Pierre Michel on the Artistry Behind Loris Paris Spot

French filmmaker Pierre Michel has been able to achieve a rare thing in the commercial arena: the freedom to create whatever he wants without the client even seeing it until it is finished. He did it on the opening for a French film festival last year (Read about it here) and he's been able to do it again on the sensuous commercial for the world-renowned jewelry store Loris Paris. Seeing his striking visuals and enigmatic style it is easy to see why clients are willing to give him carte blanche. Watch the video below an then read the Q&A with Pierre Michel below about how he created this commercial.

WARNING: This video contains some brief nudity.

Once the project was awarded, how long did you have to create it? Were there any stipulations by the client?
PIERRE MICHEL: I had two months to create a concept, shoot it and of course do all the compositing. The only constraint was to show a jewel of the new collection of Loris, which works for the greatest firms in "place vendà´me".

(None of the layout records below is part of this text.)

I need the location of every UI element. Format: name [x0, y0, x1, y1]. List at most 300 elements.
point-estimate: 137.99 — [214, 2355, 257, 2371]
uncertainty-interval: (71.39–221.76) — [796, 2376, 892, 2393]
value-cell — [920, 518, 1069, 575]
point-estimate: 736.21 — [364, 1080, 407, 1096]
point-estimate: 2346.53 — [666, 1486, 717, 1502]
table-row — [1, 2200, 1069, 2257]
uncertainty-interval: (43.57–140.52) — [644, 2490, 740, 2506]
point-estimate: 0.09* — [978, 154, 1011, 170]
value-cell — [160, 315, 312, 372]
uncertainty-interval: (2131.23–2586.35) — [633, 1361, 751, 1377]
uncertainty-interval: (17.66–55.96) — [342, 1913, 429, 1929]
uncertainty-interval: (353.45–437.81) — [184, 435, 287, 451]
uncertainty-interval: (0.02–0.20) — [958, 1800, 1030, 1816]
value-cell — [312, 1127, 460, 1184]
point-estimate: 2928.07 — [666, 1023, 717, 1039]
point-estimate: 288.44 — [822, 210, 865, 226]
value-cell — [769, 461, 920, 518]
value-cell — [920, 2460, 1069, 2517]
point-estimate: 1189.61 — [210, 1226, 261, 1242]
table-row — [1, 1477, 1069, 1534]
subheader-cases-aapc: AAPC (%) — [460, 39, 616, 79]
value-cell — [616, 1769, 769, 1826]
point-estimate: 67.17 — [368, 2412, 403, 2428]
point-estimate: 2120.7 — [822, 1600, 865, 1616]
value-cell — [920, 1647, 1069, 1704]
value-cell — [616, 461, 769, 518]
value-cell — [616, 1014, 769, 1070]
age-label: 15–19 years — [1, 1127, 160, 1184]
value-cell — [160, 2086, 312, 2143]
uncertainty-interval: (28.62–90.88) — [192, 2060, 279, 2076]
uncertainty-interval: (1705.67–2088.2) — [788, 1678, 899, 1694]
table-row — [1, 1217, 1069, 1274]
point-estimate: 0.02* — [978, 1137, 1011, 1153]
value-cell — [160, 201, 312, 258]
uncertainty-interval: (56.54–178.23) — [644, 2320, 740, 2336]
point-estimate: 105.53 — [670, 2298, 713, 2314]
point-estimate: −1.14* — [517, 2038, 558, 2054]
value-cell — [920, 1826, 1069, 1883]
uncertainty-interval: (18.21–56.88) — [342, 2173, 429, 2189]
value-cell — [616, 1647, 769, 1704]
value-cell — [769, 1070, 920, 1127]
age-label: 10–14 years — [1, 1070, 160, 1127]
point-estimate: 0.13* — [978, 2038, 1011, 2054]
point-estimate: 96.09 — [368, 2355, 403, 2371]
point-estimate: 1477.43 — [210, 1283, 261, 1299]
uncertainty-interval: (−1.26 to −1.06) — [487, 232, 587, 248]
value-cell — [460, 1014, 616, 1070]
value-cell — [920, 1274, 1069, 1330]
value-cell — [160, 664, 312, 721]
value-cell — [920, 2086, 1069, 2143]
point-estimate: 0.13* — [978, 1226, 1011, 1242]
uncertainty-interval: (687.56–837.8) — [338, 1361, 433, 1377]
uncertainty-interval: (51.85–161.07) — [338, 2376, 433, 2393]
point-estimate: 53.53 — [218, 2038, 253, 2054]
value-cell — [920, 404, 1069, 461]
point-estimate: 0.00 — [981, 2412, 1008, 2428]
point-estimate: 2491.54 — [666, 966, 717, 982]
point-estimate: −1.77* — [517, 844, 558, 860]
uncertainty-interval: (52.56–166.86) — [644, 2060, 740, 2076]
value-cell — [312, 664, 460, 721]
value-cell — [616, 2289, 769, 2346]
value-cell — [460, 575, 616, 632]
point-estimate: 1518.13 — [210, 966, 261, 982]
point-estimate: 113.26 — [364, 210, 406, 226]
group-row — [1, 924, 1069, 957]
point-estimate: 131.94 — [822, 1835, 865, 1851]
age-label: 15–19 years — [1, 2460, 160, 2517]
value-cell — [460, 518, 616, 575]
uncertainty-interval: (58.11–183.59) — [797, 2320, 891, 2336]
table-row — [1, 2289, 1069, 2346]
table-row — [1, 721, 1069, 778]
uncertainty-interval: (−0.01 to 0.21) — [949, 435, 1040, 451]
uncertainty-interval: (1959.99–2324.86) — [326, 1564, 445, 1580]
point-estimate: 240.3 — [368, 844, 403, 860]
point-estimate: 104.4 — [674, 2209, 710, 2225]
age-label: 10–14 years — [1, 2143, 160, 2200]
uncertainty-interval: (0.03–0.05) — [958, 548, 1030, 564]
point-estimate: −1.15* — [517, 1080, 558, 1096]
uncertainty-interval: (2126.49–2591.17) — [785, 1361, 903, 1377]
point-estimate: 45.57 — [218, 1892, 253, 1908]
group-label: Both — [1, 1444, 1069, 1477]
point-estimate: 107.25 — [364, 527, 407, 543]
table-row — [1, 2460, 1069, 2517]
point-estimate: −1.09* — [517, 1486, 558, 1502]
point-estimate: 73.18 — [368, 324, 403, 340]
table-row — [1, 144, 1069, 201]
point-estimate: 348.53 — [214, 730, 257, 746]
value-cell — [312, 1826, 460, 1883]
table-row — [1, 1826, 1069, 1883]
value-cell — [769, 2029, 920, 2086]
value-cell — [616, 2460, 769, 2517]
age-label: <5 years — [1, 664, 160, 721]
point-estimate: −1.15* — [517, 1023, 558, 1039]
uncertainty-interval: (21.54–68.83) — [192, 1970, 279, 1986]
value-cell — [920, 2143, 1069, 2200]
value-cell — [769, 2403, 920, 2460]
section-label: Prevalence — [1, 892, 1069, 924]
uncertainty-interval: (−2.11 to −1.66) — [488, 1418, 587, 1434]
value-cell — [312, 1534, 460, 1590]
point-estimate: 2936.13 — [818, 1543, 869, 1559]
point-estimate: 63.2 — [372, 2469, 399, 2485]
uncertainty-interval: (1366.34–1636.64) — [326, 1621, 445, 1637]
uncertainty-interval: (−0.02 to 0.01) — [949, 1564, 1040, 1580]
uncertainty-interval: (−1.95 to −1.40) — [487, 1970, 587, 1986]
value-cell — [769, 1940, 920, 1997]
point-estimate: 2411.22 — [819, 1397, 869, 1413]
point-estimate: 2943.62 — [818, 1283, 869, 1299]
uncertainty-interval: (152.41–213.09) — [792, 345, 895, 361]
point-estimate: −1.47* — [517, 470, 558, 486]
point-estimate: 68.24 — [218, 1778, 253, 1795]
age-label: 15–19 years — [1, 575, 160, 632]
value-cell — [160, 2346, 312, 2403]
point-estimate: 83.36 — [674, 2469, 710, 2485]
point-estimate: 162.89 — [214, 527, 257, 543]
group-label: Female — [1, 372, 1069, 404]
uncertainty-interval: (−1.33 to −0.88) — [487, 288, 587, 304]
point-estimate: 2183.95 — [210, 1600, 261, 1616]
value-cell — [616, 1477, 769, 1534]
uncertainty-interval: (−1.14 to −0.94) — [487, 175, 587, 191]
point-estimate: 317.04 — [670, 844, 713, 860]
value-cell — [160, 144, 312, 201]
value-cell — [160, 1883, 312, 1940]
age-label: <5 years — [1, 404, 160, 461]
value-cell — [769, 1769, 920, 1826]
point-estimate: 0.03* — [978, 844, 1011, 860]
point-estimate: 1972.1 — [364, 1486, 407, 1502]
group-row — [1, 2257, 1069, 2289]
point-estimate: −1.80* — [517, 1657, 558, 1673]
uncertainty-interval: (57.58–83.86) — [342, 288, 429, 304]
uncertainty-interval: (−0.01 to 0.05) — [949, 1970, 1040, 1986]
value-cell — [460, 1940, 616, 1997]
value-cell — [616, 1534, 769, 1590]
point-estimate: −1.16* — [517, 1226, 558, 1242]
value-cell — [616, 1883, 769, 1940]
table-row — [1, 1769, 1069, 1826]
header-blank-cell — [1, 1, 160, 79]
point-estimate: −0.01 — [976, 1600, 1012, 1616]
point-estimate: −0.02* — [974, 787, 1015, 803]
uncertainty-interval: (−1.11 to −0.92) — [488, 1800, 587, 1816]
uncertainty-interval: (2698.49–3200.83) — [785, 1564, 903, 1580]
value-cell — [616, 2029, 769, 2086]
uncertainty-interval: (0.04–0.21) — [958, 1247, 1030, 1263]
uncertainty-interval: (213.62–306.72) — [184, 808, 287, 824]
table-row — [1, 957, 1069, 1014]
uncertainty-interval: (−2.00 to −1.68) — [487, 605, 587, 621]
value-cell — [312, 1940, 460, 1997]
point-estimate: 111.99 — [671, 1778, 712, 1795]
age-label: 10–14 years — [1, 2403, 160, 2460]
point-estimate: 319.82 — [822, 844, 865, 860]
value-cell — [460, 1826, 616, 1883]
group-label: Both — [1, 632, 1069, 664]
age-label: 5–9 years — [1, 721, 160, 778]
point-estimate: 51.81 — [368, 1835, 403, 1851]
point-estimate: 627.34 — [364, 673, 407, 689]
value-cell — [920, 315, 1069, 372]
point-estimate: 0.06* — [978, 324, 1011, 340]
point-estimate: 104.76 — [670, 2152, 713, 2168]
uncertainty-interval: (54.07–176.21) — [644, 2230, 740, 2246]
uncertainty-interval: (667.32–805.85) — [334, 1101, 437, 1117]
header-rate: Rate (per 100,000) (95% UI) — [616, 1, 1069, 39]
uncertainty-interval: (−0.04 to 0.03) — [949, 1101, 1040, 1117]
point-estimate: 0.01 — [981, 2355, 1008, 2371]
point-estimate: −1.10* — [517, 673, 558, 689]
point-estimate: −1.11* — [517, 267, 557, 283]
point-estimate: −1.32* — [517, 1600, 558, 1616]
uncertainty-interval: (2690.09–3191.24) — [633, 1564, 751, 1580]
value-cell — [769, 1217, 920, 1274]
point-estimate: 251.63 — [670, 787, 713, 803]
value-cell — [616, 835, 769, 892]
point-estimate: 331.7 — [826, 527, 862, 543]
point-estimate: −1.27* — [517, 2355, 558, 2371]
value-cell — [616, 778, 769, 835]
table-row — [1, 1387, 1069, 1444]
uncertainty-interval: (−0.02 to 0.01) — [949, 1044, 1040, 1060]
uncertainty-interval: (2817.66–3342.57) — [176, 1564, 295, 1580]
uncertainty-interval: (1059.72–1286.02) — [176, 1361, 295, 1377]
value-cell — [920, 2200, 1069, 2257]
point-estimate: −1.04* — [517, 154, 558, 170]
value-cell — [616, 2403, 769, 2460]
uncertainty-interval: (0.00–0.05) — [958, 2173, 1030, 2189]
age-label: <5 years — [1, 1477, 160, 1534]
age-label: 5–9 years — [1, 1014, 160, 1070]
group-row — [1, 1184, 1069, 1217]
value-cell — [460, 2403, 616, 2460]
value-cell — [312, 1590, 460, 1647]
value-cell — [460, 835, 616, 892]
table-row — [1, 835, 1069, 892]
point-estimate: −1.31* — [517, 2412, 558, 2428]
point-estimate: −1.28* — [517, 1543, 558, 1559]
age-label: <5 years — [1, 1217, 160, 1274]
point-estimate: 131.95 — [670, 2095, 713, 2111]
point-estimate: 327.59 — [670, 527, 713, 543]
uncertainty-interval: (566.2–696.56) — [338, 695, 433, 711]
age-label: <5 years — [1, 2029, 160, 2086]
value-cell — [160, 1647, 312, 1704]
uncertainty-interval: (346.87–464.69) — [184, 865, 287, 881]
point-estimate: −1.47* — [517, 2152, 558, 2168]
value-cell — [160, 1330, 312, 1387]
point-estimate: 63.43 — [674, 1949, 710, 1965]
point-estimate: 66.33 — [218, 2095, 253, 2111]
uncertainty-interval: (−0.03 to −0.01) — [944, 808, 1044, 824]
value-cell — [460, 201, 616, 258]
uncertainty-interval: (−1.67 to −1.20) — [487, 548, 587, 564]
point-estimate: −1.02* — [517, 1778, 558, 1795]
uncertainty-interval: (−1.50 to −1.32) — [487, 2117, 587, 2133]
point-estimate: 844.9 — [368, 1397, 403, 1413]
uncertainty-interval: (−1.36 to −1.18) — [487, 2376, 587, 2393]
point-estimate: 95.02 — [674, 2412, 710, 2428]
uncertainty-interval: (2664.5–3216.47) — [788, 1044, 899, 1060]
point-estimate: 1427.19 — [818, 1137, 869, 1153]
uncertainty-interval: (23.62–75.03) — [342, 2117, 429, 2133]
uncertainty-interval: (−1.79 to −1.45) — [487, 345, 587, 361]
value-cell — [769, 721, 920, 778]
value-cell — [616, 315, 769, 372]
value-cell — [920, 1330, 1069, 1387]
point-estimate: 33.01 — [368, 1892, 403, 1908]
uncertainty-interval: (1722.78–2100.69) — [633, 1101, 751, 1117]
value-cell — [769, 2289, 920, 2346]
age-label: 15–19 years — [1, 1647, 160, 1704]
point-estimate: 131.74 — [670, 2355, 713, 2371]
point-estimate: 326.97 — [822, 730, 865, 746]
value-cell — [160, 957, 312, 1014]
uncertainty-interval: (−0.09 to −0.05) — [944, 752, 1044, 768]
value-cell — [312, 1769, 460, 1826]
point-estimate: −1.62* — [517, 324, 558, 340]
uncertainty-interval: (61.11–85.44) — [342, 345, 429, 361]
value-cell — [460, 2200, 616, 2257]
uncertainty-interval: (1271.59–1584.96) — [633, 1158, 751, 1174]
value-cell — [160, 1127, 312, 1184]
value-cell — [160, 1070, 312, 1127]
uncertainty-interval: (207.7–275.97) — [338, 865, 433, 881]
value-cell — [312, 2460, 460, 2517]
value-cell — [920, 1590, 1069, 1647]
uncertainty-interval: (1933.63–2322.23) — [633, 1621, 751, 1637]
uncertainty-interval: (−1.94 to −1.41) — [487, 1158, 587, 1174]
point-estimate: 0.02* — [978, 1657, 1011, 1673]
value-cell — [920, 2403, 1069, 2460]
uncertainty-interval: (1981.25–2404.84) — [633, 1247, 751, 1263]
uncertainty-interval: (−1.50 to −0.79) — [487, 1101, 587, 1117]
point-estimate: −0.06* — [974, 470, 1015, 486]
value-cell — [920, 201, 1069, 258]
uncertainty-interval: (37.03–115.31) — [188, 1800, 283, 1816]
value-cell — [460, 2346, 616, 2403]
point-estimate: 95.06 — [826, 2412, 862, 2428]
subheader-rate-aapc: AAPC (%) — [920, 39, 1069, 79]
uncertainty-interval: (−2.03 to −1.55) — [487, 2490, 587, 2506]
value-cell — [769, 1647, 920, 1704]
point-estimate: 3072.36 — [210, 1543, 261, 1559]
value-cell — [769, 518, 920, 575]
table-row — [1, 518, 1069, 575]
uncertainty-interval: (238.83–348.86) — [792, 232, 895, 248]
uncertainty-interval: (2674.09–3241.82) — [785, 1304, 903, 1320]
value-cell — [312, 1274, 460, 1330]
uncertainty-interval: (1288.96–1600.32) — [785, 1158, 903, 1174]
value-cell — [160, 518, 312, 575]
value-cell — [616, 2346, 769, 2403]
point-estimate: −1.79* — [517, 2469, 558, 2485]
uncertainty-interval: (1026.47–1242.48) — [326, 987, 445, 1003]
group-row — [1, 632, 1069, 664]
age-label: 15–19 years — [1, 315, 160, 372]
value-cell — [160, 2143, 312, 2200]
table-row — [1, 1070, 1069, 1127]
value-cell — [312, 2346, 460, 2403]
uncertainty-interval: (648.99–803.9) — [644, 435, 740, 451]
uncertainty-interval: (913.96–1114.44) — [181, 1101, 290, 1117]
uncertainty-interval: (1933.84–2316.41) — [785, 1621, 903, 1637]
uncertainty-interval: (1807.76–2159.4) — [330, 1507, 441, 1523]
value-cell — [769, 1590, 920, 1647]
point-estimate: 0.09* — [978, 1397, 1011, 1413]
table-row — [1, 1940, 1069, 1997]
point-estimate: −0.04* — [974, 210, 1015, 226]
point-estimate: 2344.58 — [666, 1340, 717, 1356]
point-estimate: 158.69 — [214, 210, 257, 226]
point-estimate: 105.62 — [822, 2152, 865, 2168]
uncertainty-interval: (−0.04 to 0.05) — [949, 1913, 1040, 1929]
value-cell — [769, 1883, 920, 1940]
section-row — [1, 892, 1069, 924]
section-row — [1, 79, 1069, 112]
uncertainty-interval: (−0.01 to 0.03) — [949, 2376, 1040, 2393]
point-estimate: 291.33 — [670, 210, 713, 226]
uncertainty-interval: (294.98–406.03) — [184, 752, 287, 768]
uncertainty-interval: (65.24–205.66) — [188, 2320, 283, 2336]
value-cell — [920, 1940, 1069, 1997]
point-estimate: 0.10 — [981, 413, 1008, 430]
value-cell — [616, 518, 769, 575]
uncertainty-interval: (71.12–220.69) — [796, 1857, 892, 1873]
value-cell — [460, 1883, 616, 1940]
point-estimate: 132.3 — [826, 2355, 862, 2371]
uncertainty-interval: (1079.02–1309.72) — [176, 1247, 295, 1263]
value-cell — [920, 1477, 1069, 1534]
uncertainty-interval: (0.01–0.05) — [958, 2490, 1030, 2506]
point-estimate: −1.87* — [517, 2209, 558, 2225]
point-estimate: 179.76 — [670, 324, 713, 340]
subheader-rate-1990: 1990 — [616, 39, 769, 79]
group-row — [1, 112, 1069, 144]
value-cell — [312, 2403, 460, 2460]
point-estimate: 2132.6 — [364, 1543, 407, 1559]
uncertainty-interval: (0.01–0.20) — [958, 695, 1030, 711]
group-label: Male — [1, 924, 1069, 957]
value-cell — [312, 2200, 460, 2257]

What was he initial concept?
I had this concept of a nude woman with fire for a while in my head and I was waiting the best project to do it, and this was the case. I wanted to make a film eroticsm, stylishness, realistic and try, if possible, to put emotion on it.

What elements were shot and how were they shot?
We shot a nude model named Darine with an [Panasonic] HVX200 on a blackscreen. We put a greenscreen first but after seeing the lightwrap on the model blending with the greenscreen, I thought I was losing all the beautiful luminance details I wanted on the edge. So we exchange the green screen for the black one.

Without possibility of keying, I knew the film would go another way than I originally thought. But the time I won not keying the images allowed me to do a lot of other things. (An important detail is that the model was cold, so her skin was just beautiful with goosebumps.)

We shot in 2K, and I composited in 1K so that I could crop and do 2ds camera movements, and have enough quality to make a 2k master (with good interpolation, and grain process).

We didn't shoot the fire but it is all real. It comes from a lot of different sources: 2K rushes or PAL with a lot different compression (dpx and jpeg mostly). So I knew that there will have a big work of calibration between them to make it feel "natural".

But first I had to make an animatic to see which shots I would use with which footage of fire. It took a long time to do it because it wasn't working very well. The concept I imagined was great on paper, but with real footage it didn't look the same. It gave the impression -among other things – that she was burning.

After days of research, trying to see how I could create something visually interesting and consistent I finally succeeded by concentrating on very small details. I composited a lot of shots that are not used on the film because I wanted to have the liberty to edit the film as if all the shot were real.

What small details did you concentrate on and what was the technical process?
All the compositing was made on After Effects 7 and 8. Working on a Mac Intel, After Effects 8 was the best solution but Image Lounge hadn't released its True Camera Blur for AE 8/intel at time so I had to do all the compositing in after effect 8, render the shots and come back to AE 7, to use one of my favorite plugins: True Camera Blur Rack Focus.

All the fire was slowed down using the new timeremap of AE, that work as the Twixtor plug in. The difficulty is that a fire doesn't look the same between one frame and another because of its velocity so I had to take care of the interpolation very carefully.

The fun part was also to create the flower at the end, I used two pieces of footage that I kaleidoscoped to look like a flower, and tried to find the good dynamic to open it as a flower.

With the 10 bits DPX footage, it was very pleasant to calibrate the fire to the look I want, but with the JPEG sources, it was just a nightmare. I had to recreate channels from others to recreate details. To simplify with mostly levels, hue sat, and color balance, it works. The golden look was made possible with one if my favorite blending mode called Classic Color Dodge.

All the particles were made with Trapcode Particular, one of the best particle plug-in avalaible. Except for the second shot (below), also made with Particular, all the particles are little piece of fire, so that with the samples of motion blur and the rotation of the particles, it looks realistic.

And to create a pseudo float element with highlighted present on the motion blur is simply an extract of the highlights with blending mode.

One particular thing is that all the film is glowed, but very slightly. And it is not a common glow, it is a true Camera Blur of the highlights with blending mode. So that I can have a pentagon glow. Very very expensive in time, but it is those little things that make the difference.

In fact it takes me one day shooting, 1 week and a half of research and and 4 weeks compositing.